From my journal, an entry writ during the summer of 1976, when Pip and JP and I spent three months staying in youth hostels and riding busses and BritRail… and other means of transportation:

July 9- Inglesham
Today we started off to see the Uffington White Horse, that one cut into the hillside in what— the Bronze or Iron Age, I forget which. We started off thinking we could catch a bus and get off somewhere near it, but after trying quite a few bus stops (unmarked they are at least on one side of the road) we took to hitch-hiking and the first person took us all the way there. He was an employee of an auctioneering firm, I guess & I guess he wasn’t in a hurry because he asked where we were going (Swindon & then to the White Horse) & said he would take us all the way there. It was a lovely ride, out beyond Ashbury, and the best view of the horse is from the bottom, or perhaps an aero plane. It’s very windy up here, very strong and constantly- I think it must drive the grass right back into the ground, because it was very short & curly grass. We could see for miles, across the Vale, I guess they call it. After that we walked up to Uffington Castle, an Iron Age ring-embankment, & some people were trying to fly a kite-it’s a wonder it wasn’t torn to pieces.
We sat for a while, watching fields of wheat rippling like the ocean & cloud-shadows moving very slowly and deliberately across the multicolored patchwork.
The man who brought us out advised us to walk along the Ridgeway, an ancient track along the crest of the hill, and so we did. It was lovely and oh, so lonely. Nothing but the wheat fields on either side and looking as if they went on forever.
We looked at Wayland’s Smithy, a long stone barrow in a grove of trees & when we got to Ashford, we found the Rose & Crown pub and had lunch. It was practically empty, no one but an elderly couple and their dog, a lovely black & white sheepdog, very friendly. Then we set off to walk and hitch-hike back to Highworth, but we picked the two almost deserted roads in Oxfordshire to do it, because it took nearly forever to get two rides. One got us from Ashbury to (indecipherable) and the second directly into Highworth. Both were women, very kind and chatty; I wish I knew what impulse people have which make them pick up hitch-hikers. What I do know is that the loveliest sight is that of a car slowing down and the driver saying “Where are y’heading for?”

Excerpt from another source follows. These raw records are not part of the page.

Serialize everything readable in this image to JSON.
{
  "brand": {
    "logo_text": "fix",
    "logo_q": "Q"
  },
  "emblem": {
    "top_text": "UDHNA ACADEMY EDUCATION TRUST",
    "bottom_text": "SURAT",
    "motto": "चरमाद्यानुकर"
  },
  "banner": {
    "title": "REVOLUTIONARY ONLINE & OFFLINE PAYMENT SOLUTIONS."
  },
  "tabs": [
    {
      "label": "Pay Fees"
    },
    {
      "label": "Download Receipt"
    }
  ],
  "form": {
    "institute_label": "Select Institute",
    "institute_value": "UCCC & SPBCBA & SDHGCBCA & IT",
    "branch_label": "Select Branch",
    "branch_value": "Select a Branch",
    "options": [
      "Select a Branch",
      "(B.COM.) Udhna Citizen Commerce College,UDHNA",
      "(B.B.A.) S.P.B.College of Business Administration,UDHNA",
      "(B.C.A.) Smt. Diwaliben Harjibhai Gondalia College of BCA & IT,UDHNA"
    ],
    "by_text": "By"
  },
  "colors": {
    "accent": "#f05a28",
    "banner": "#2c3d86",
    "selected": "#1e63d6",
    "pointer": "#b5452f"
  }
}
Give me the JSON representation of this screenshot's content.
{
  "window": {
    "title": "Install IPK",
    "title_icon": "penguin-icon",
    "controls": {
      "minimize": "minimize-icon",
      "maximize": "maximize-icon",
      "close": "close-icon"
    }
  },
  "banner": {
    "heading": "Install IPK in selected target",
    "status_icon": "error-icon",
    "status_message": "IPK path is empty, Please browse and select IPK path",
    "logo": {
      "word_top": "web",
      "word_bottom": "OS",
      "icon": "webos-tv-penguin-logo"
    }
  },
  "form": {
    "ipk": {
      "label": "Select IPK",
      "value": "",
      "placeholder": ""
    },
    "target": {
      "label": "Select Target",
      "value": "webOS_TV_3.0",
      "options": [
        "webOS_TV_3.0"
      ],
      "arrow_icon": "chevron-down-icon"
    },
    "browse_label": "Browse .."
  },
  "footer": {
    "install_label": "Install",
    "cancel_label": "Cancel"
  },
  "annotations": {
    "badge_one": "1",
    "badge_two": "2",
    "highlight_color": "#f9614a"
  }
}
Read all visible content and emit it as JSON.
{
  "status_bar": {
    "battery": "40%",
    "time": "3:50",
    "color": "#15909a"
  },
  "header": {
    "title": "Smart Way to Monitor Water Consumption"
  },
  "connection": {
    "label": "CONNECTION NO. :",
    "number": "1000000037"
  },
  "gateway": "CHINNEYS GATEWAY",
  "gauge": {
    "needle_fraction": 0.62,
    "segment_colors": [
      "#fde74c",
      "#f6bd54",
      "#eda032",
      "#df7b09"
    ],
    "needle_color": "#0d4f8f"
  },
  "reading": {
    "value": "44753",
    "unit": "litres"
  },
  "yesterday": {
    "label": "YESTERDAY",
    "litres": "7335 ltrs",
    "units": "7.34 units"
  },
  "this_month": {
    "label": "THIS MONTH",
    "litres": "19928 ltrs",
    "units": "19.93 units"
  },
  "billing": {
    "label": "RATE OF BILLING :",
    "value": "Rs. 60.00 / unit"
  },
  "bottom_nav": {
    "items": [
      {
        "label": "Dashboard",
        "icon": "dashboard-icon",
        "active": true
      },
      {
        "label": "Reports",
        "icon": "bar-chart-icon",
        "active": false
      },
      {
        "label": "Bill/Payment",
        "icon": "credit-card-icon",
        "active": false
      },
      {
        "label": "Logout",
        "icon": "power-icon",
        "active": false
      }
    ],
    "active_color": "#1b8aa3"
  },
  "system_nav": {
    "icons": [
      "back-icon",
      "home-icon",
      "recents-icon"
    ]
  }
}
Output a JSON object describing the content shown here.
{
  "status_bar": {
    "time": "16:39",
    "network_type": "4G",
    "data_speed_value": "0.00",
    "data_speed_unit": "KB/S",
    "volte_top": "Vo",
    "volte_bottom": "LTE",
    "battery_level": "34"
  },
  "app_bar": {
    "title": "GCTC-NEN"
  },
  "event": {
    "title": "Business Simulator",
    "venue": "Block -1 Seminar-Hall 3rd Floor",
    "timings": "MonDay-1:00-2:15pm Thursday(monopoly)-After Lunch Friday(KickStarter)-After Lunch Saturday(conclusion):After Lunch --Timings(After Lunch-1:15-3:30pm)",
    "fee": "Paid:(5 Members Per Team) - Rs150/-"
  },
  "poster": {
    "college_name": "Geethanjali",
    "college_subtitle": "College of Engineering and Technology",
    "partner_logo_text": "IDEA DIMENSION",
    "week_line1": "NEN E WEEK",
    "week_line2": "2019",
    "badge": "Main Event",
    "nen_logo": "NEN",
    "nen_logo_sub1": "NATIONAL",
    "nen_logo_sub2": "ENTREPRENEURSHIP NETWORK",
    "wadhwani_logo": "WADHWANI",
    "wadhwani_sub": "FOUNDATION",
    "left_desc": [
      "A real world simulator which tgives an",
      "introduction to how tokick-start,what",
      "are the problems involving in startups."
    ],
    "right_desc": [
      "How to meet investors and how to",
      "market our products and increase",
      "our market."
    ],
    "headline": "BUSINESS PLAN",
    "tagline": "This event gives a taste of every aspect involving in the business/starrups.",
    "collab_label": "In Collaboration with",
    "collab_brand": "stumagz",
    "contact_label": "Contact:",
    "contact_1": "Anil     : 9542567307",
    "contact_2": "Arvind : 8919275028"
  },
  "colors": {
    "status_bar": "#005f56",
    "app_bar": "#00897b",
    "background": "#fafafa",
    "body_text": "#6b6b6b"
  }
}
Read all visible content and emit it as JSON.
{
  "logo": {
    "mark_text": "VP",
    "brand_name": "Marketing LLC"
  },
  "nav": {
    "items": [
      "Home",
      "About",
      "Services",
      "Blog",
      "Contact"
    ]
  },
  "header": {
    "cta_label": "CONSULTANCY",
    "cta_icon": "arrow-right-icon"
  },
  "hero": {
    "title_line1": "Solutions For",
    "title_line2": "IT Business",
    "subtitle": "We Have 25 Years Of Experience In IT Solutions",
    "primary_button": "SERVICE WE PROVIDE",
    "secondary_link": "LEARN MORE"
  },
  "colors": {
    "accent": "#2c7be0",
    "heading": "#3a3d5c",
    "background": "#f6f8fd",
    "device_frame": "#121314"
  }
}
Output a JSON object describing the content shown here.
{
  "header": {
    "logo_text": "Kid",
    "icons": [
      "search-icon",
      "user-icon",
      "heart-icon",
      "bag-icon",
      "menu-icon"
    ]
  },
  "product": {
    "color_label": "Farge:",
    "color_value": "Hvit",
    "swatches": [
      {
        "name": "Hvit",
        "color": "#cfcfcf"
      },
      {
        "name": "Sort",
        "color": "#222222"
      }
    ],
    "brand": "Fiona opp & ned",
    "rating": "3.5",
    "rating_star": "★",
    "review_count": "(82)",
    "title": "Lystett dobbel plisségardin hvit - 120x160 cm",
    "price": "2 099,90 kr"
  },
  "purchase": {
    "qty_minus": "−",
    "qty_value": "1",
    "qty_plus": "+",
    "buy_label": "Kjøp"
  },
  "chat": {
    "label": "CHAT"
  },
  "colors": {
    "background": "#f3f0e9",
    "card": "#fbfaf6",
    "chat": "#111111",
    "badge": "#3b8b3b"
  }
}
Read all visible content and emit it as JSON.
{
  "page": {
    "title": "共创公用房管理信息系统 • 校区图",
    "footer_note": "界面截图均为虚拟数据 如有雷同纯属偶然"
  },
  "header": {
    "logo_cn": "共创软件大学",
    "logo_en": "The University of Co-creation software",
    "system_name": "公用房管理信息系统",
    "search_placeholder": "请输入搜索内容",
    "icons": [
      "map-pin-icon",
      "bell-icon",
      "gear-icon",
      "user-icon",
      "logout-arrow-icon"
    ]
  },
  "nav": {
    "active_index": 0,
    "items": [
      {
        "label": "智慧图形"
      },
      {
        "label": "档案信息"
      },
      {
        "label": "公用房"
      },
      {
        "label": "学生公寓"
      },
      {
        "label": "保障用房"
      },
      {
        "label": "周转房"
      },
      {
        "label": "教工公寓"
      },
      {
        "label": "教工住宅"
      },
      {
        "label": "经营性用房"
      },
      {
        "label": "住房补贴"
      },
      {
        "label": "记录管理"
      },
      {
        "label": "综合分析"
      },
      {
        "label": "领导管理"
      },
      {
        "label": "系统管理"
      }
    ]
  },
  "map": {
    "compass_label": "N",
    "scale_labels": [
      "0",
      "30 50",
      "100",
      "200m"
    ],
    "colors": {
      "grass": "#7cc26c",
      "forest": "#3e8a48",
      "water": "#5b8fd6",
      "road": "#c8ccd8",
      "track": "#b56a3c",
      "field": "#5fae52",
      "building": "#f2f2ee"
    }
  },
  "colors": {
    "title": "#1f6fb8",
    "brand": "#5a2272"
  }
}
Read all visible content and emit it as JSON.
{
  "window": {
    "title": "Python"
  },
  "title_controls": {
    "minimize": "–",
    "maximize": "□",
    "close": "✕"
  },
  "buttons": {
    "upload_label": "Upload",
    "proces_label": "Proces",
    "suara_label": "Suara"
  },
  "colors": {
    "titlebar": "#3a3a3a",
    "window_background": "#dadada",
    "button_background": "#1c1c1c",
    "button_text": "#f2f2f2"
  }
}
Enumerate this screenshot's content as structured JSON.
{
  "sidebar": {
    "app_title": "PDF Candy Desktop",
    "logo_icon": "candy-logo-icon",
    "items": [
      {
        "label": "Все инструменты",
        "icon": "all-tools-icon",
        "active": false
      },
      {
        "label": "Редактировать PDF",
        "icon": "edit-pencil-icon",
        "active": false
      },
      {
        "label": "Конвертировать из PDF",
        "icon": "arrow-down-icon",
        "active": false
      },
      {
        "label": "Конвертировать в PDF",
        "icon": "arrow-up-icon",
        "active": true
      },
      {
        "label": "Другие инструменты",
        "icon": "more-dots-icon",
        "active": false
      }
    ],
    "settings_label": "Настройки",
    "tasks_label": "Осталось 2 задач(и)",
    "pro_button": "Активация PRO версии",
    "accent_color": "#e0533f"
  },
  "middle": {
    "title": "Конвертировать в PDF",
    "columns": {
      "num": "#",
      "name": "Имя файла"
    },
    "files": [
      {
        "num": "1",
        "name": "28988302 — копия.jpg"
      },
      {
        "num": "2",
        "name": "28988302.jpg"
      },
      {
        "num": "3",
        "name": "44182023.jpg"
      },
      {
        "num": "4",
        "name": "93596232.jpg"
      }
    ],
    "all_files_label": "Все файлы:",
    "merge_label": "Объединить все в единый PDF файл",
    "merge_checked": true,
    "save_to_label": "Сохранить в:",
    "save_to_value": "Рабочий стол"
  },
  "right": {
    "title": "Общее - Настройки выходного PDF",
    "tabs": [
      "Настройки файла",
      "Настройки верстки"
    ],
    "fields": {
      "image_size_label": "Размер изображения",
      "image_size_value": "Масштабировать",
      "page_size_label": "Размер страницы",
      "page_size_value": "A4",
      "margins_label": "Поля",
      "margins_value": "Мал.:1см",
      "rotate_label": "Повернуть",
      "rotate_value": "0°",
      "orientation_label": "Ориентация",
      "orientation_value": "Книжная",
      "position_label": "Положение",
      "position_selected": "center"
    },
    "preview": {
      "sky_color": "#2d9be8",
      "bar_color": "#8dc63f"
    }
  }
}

Thirty years later I remember how charmed we were by the people who gave us rides— the auctioneers assistant who was so taken in by my reasons for seeing the White Horse that he decided he had to see it himself, and the two women— both with cars full of children— who were either totally innocent of the ways of this soon-to-become-wicked-world, or had unerring snap-judgment in deciding to slow down and pick up three apparently innocent and apparent teenagers. (I was 22 but was frequently and embarrassingly informed that I looked younger than the 16 year-old Pip, and JP was 20, but also must have looked innocent, younger and harmless.)
With their assistance, we spent a lovely day, in the sun and wind, in the uplands along the Ridgeway, examining the form of a running horse, cut into the turf on a chalk hillside, an ancient fortress, a legendary dolman tomb, and an ancient highway along the backbone of Britain… always thinking that just around the next bend would be the stairway into the hollow hills, and the giants and fair folk of old… Adventure and peril just as Grannie Dodie said it would be in the lands of our ancestors… always just around the corner.